Business email compromise scams

What are they and how can you protect yourself?

You would never think that criminals could get away with just asking for money, would you? That is, in effect, is what Business Email Compromise (BEC) scammers do. While not a new addition to the global crime scene, cybercriminals have upped their game recently. As many organisations and companies shifted to a remote or hybrid work situation due to the global pandemic, they became more vulnerable to cyber-attack

BEC all hinges on the criminal faking an email address – either one that may be mistaken as belonging to you or one of your employees; or that of a third party that your company regularly does business with.

When it comes to pretending to be you or one of your employees, a criminal can hack one of your business or employee email addresses, or ‘spoof’ it by changing one or two characters so that it still seems legitimate. Posing as senior management, the hacker can now instruct other employees to make payments or transfer funds to bogus accounts. The criminal can also send invoices and requests for payment to vendors or other contracts the victim may have, providing them with the wrong banking details.

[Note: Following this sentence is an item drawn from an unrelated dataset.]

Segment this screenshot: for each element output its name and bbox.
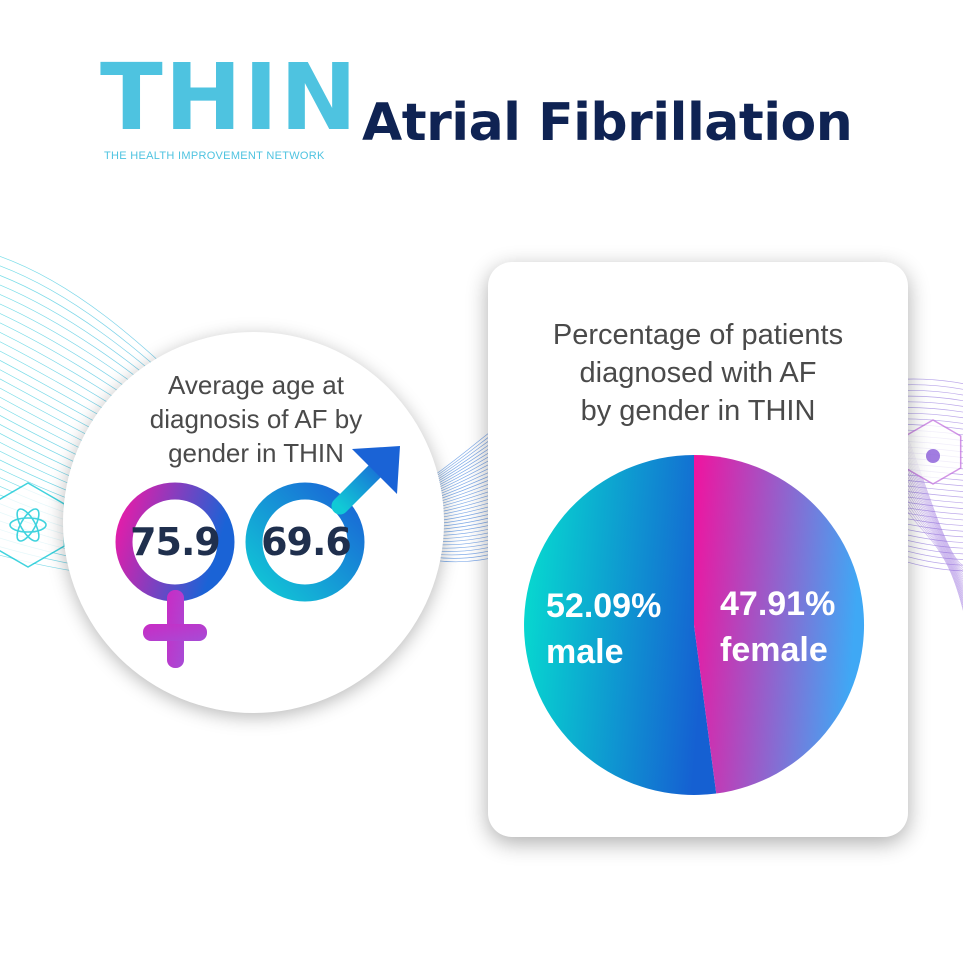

A cybercriminal can also attack by pretending to be one of your regular payment contacts. In this scenario, the criminal may notify you of a change in banking details and request future payments to be made into this new – fraudulent – account. The South African Banking Risk Information Centre (SABRIC) says “By the time the employee realises that funds have been paid into an incorrect account, it is too late as criminals use accounts belonging to ‘money mules’, who open accounts for this purpose and then further launder the money by quickly moving it into other accounts.”

London based email security agency Mimecast canvassed 1 225 global IT decision makers in compiling their 2020 State of Email Security Report. It found that 61% of companies had suffered a ransomware attack last year, resulting in an average downtime of six working days. There was an increase of 64% in email threats as cybercriminals took advantage of the rise in digital activity with new social engineering attacks. Shockingly, 79% of organisations were hurt by their lack of cyber preparedness. You can download their full report here.

The following tips on how to protect your company and yourself from these types of criminal activities are taken from a SABRIC press release:

“Do not click on links or icons in unsolicited emails. Do not reply to these emails. Delete them immediately. Be alert to hyperlinks that contain misspellings of the actual domain name. In some cases, it could be one character. Never give anyone your confidential information, such as login usernames or passwords. Never send anyone your personal or confidential information. Personal information includes identity documents, driver’s licenses, passports, addresses and contact details. Confidential information includes usernames, password and PIN numbers.

“Ensure the domain visible in received emails is associated with the business it purports to be from. Ensure that permissions are enabled to allow your employees to view full email extensions on their computers. Do not believe the content of unsolicited emails blindly. If you are worried about what is alleged, use your own contact details to contact the sender to confirm. Don’t ignore reports from colleagues about mysterious emails coming from your accounts.

“Never list your main email address publicly anywhere online – in forums, in online advertisements, on blogs, social media or any place where it can be harvested by spammers. Use a separate email address for the internet which is not linked to your personal or business email account. Any unplanned or urgent payment instructions should be questioned. Always check with the person issuing the directive in-person or via a credible channel – preferably one where you can see them. Any requests for a change in beneficiary account details should be verified by contacting the sender using normal, legitimate historically sound contact details.”

Cybercriminals have adapted their modus operandi to take advantage of the new, online, normal. Are you protected against them?